Eder se recolocó las gafas, silbando de admiración.

—El suelo debe de valer una pasta gansa.

Eduardo asintió enérgicamente, el brillo del mármol deslumbraba. Pero su mente vagaba por otros lares. Una abrumadora inquietud dominaba su ser. Intuía que en cualquier momento alguien malévolo, sin poder ponerle rostro ni identidad concreta, irrumpiría atacándoles brutalmente. Seguramente, pensó, ocurrirá cuando accedamos a los pisos de arriba. Rápidamente se encaminó hacia su izquierda. Se percató de que hacía frío, leve, pero frío. «La calefacción estará apagada».

—Te enseñaré la sala de espera. —Abrió la puerta y se apresuró a pulsar el interruptor de la luz. La sala estaba desierta. ¿Qué esperaba, encontrarse a un fantasma leyendo una de esas revistas que poblaban la mesa pequeña de cristal opaco?

—Lo reformaron a conciencia. Y con gusto. —Eder paseaba con calma, con minuciosidad.

—Pasaremos a la «diminuta» cocina —anunció Eduardo. El temor que sentía en el interior del castillo había borrado su mayor preocupación. Ahora, por arte de magia, lo recordó—. Por cierto, he oído que han desaparecido dos personas en la comarca.

—¡Madre mía! —exclamó Eder al acceder a la cocina—. ¿Diminuta? —preguntó con ironía—. Mi mujer mataría por una cocina así —afirmó, con los ojos saltando en todas direcciones.

Eduardo se mantuvo con un rictus lúgubre, a la expectativa, ansioso por conocer las últimas noticias sobre la pareja de santanderinos. Pero su nuevo amigo parecía absorto en los electrodomésticos y demás aparatos de la más alta tecnología que cubría gran parte de la enorme cocina.

—¡Sí! —exclamó Eder, de repente, como salido de un trance, pareciendo recordar el comentario de Eduardo—. Así es. Llevan desaparecidos desde el sábado. Una tragedia, lo intuyo. Siguen buscando, pero nada. Es como si se les hubiera tragado la tierra —afirmó conmovido.
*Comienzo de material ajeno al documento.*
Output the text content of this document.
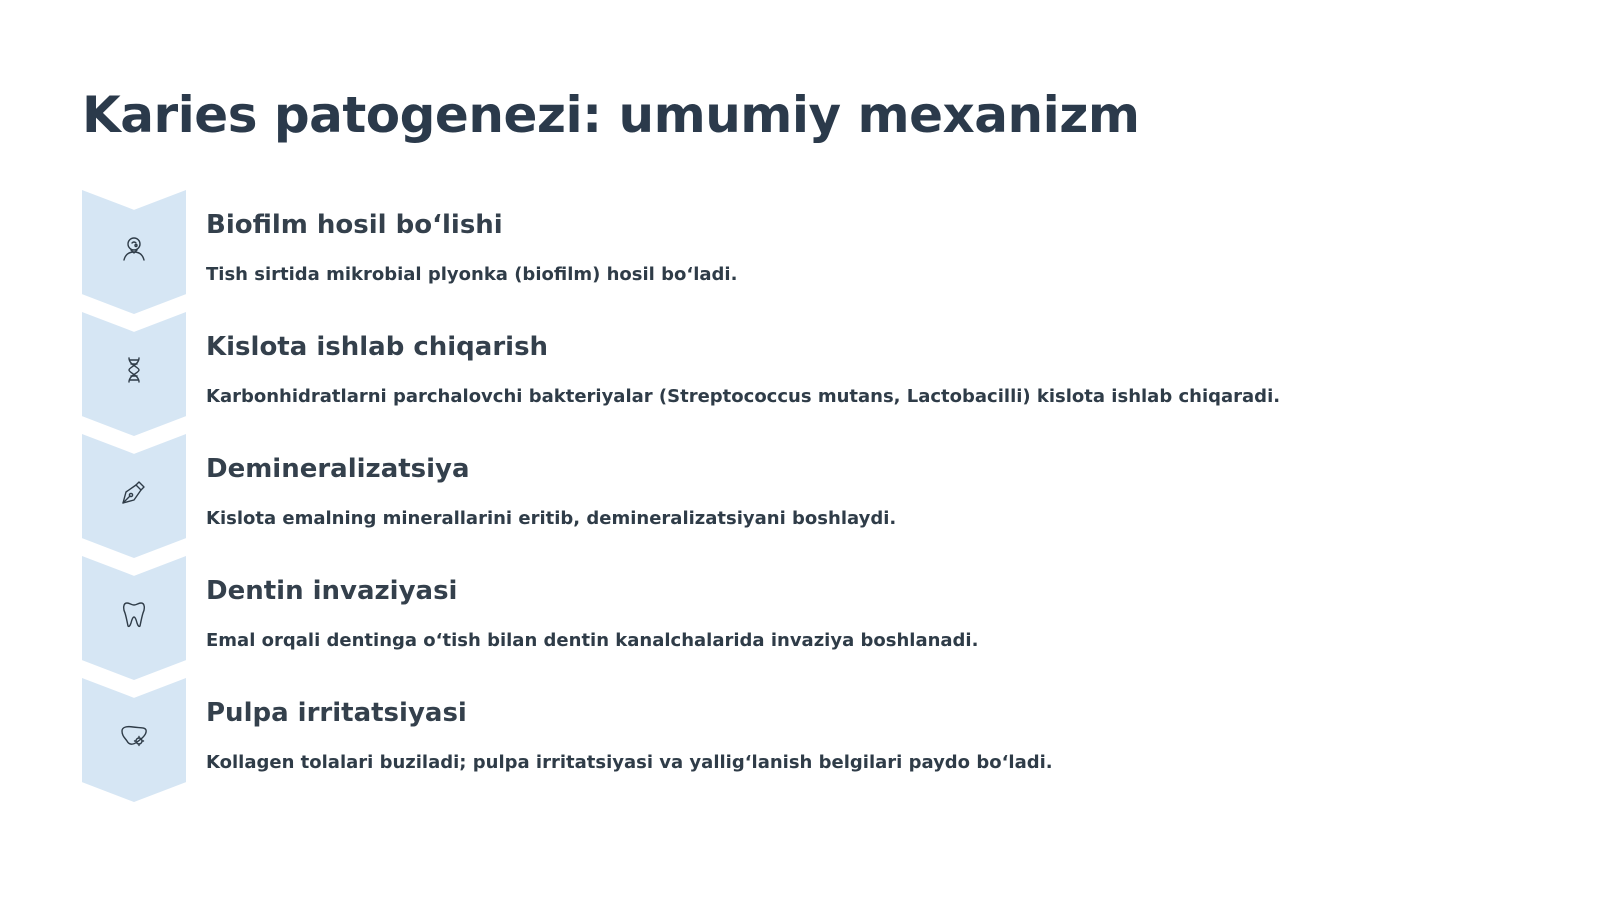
Karies patogenezi: umumiy mexanizm
Biofilm hosil boʻlishi
Tish sirtida mikrobial plyonka (biofilm) hosil boʻladi.
Kislota ishlab chiqarish
Karbonhidratlarni parchalovchi bakteriyalar (Streptococcus mutans, Lactobacilli) kislota ishlab chiqaradi.
Demineralizatsiya
Kislota emalning minerallarini eritib, demineralizatsiyani boshlaydi.
Dentin invaziyasi
Emal orqali dentinga oʻtish bilan dentin kanalchalarida invaziya boshlanadi.
Pulpa irritatsiyasi
Kollagen tolalari buziladi; pulpa irritatsiyasi va yalligʻlanish belgilari paydo boʻladi.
Eduardo no pudo evitar mostrar un gesto de repugnancia. Durante el viaje albergó alguna esperanza de que los hubieran encontrado, pero ahora se desvaneció por completo tal posibilidad. Siguió haciendo de guía sin poder ocultar su desazón.
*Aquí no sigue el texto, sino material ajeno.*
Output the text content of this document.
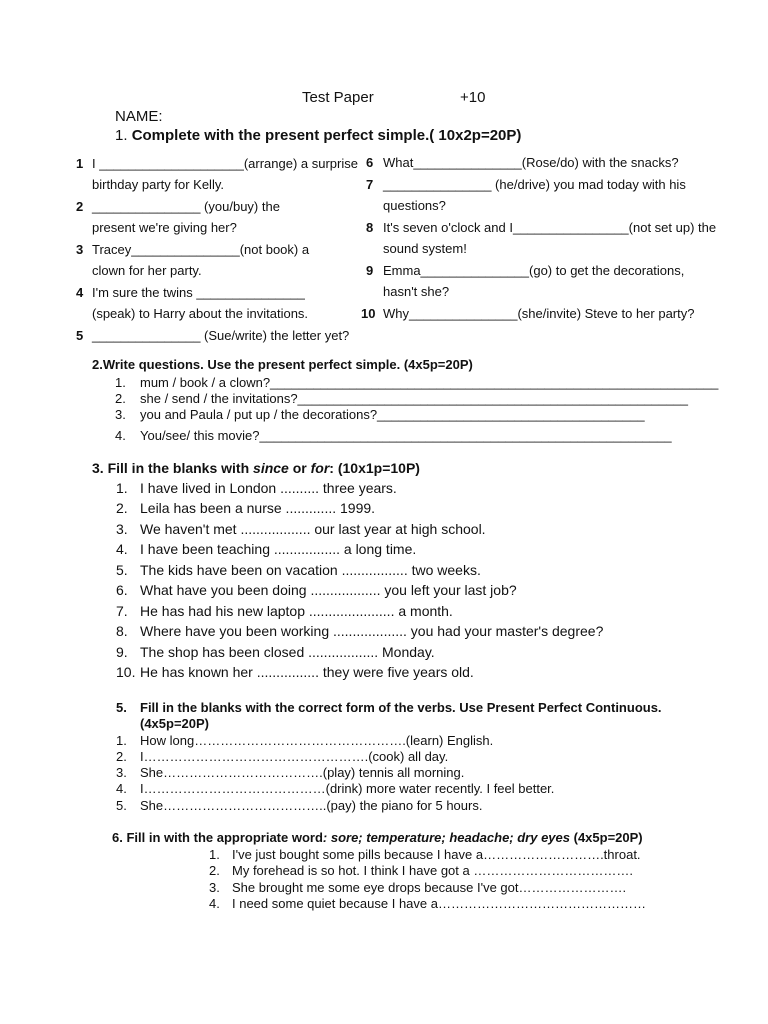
Test Paper	+10
NAME:
1. Complete with the present perfect simple.( 10x2p=20P)
1 I ____________________(arrange) a surprise
birthday party for Kelly.
2 _______________ (you/buy) the
present we're giving her?
3 Tracey_______________(not book) a
clown for her party.
4 I'm sure the twins _______________
(speak) to Harry about the invitations.
5 _______________ (Sue/write) the letter yet?
6 What_______________(Rose/do) with the snacks?
7 _______________ (he/drive) you mad today with his
questions?
8 It's seven o'clock and I________________(not set up) the
sound system!
9 Emma_______________(go) to get the decorations,
hasn't she?
10 Why_______________(she/invite) Steve to her party?
2.Write questions. Use the present perfect simple. (4x5p=20P)
1. mum / book / a clown?______________________________________________________________
2. she / send / the invitations?______________________________________________________
3. you and Paula / put up / the decorations?_____________________________________
4. You/see/ this movie?_________________________________________________________
3. Fill in the blanks with since or for: (10x1p=10P)
1. I have lived in London .......... three years.
2. Leila has been a nurse ............. 1999.
3. We haven't met .................. our last year at high school.
4. I have been teaching ................. a long time.
5. The kids have been on vacation ................. two weeks.
6. What have you been doing .................. you left your last job?
7. He has had his new laptop ...................... a month.
8. Where have you been working ................... you had your master's degree?
9. The shop has been closed .................. Monday.
10. He has known her ................ they were five years old.
5. Fill in the blanks with the correct form of the verbs. Use Present Perfect Continuous.
(4x5p=20P)
1. How long………………………………………….(learn) English.
2. I…………………………………………….(cook) all day.
3. She……………………………….(play) tennis all morning.
4. I……………………………………(drink) more water recently. I feel better.
5. She………………………………..(pay) the piano for 5 hours.
6. Fill in with the appropriate word: sore; temperature; headache; dry eyes (4x5p=20P)
1. I've just bought some pills because I have a……………………….throat.
2. My forehead is so hot. I think I have got a ……………………………….
3. She brought me some eye drops because I've got…………………….
4. I need some quiet because I have a…………………………………………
—La planta baja es para la servidumbre. Cinco dormitorios y un cuarto de baño —anunció Eduardo. No esperaba encontrar ninguna pista en esa planta. Pero continuaba examinando cada centímetro por si encontraba sangre seca o algo raro.

—Vaya, tiene hasta servidumbre. Perdón: tenéis —recalcó Eder, sin malicia alguna.
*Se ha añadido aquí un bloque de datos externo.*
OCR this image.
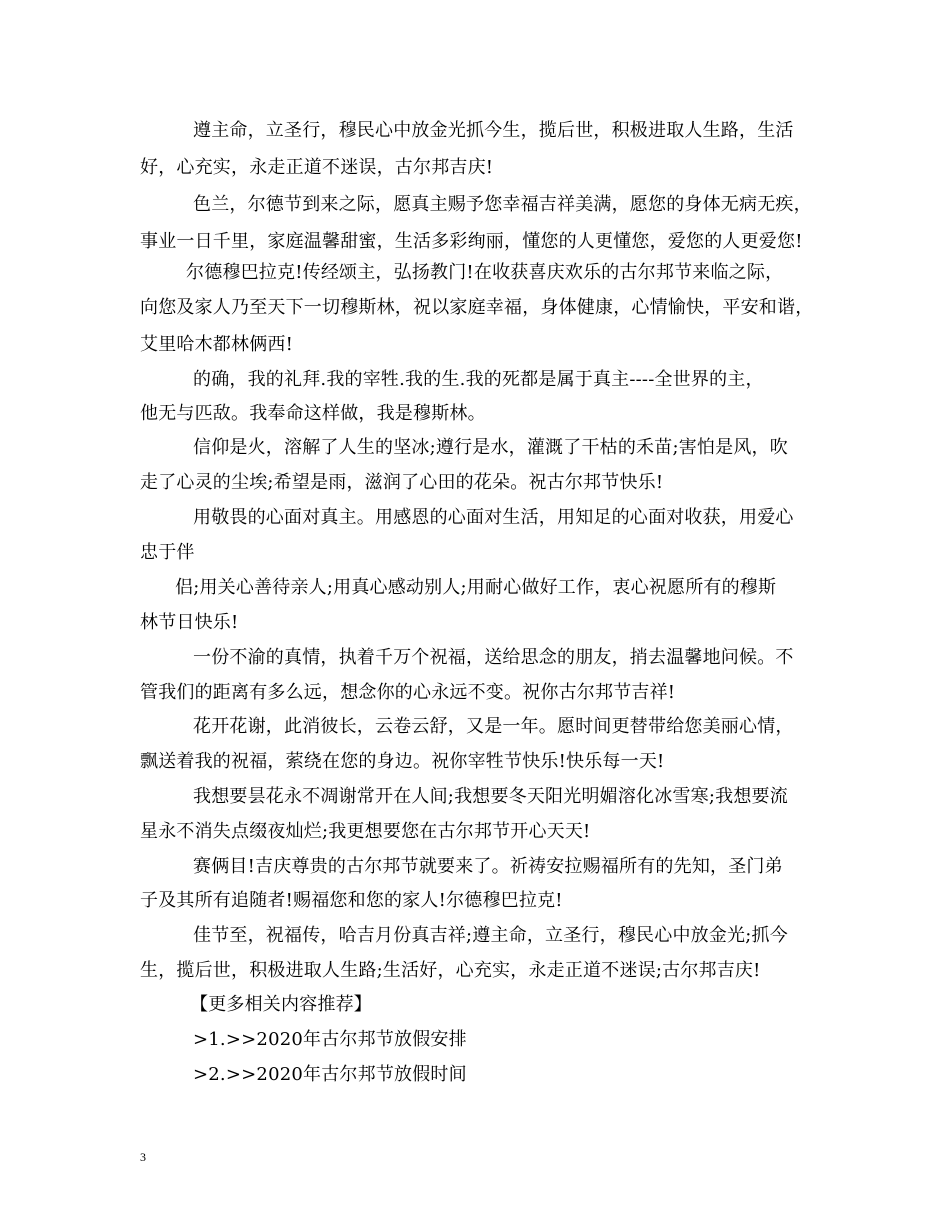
遵主命，立圣行，穆民心中放金光抓今生，揽后世，积极进取人生路，生活
好，心充实，永走正道不迷误，古尔邦吉庆!
色兰，尔德节到来之际，愿真主赐予您幸福吉祥美满，愿您的身体无病无疾，
事业一日千里，家庭温馨甜蜜，生活多彩绚丽，懂您的人更懂您，爱您的人更爱您!
尔德穆巴拉克!传经颂主，弘扬教门!在收获喜庆欢乐的古尔邦节来临之际，
向您及家人乃至天下一切穆斯林，祝以家庭幸福，身体健康，心情愉快，平安和谐，
艾里哈木都林俩西!
的确，我的礼拜.我的宰牲.我的生.我的死都是属于真主----全世界的主，
他无与匹敌。我奉命这样做，我是穆斯林。
信仰是火，溶解了人生的坚冰;遵行是水，灌溉了干枯的禾苗;害怕是风，吹
走了心灵的尘埃;希望是雨，滋润了心田的花朵。祝古尔邦节快乐!
用敬畏的心面对真主。用感恩的心面对生活，用知足的心面对收获，用爱心
忠于伴
侣;用关心善待亲人;用真心感动别人;用耐心做好工作，衷心祝愿所有的穆斯
林节日快乐!
一份不渝的真情，执着千万个祝福，送给思念的朋友，捎去温馨地问候。不
管我们的距离有多么远，想念你的心永远不变。祝你古尔邦节吉祥!
花开花谢，此消彼长，云卷云舒，又是一年。愿时间更替带给您美丽心情，
飘送着我的祝福，萦绕在您的身边。祝你宰牲节快乐!快乐每一天!
我想要昙花永不凋谢常开在人间;我想要冬天阳光明媚溶化冰雪寒;我想要流
星永不消失点缀夜灿烂;我更想要您在古尔邦节开心天天!
赛俩目!吉庆尊贵的古尔邦节就要来了。祈祷安拉赐福所有的先知，圣门弟
子及其所有追随者!赐福您和您的家人!尔德穆巴拉克!
佳节至，祝福传，哈吉月份真吉祥;遵主命，立圣行，穆民心中放金光;抓今
生，揽后世，积极进取人生路;生活好，心充实，永走正道不迷误;古尔邦吉庆!
【更多相关内容推荐】
>1.>>2020年古尔邦节放假安排
>2.>>2020年古尔邦节放假时间
3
Eduardo hizo un esfuerzo por sonreír, insuficiente, por lo visto, dada la mirada inquisitiva que Eder le dedicó.

—Estás muy raro hoy —dijo al tiempo que visitaban una de las habitaciones.

Eduardo reflexionó sobre su proceder. Deseaba contarle la naturaleza de su viaje, de su visita al castillo, pero recelaba. Tal vez podría hacerlo de una forma sutil.

—Es por esos chicos desaparecidos. ¿Recuerdas la leyenda que me contaste acerca de este castillo? —Eduardo había movido ficha en su tablero de ajedrez. Preparaba una jugada maestra.

Eder se quedó un momento en silencio, estático, mirándole fijamente, inescrutable.

—¿Piensas que puede tener alguna relación? Es sólo una leyenda. Historias de hace siglos.

—Lo sé, pero estoy un poco… con la mosca tras la oreja.

Eder enarcó las cejas. Entraron en el último dormitorio.

—Simularé que no te he escuchado.

—¿Por qué no? —preguntó Eduardo, sabedor de que su acompañante comenzaba a creer que estaba loco.

—Creo recordar que te conté que en los últimos cincuenta años tan sólo ha habido dos desapariciones, y desde que tengo uso de razón, ninguna. Algo que puede entrar dentro de lo normal en un paraje tan abrupto y extenso. Además, tú mismo estuviste el sábado aquí —remarcó Eder.

—¿Y si te dijera que los dos desaparecidos pasaron la noche del sábado entre estas cuatro paredes? —Jaque mate.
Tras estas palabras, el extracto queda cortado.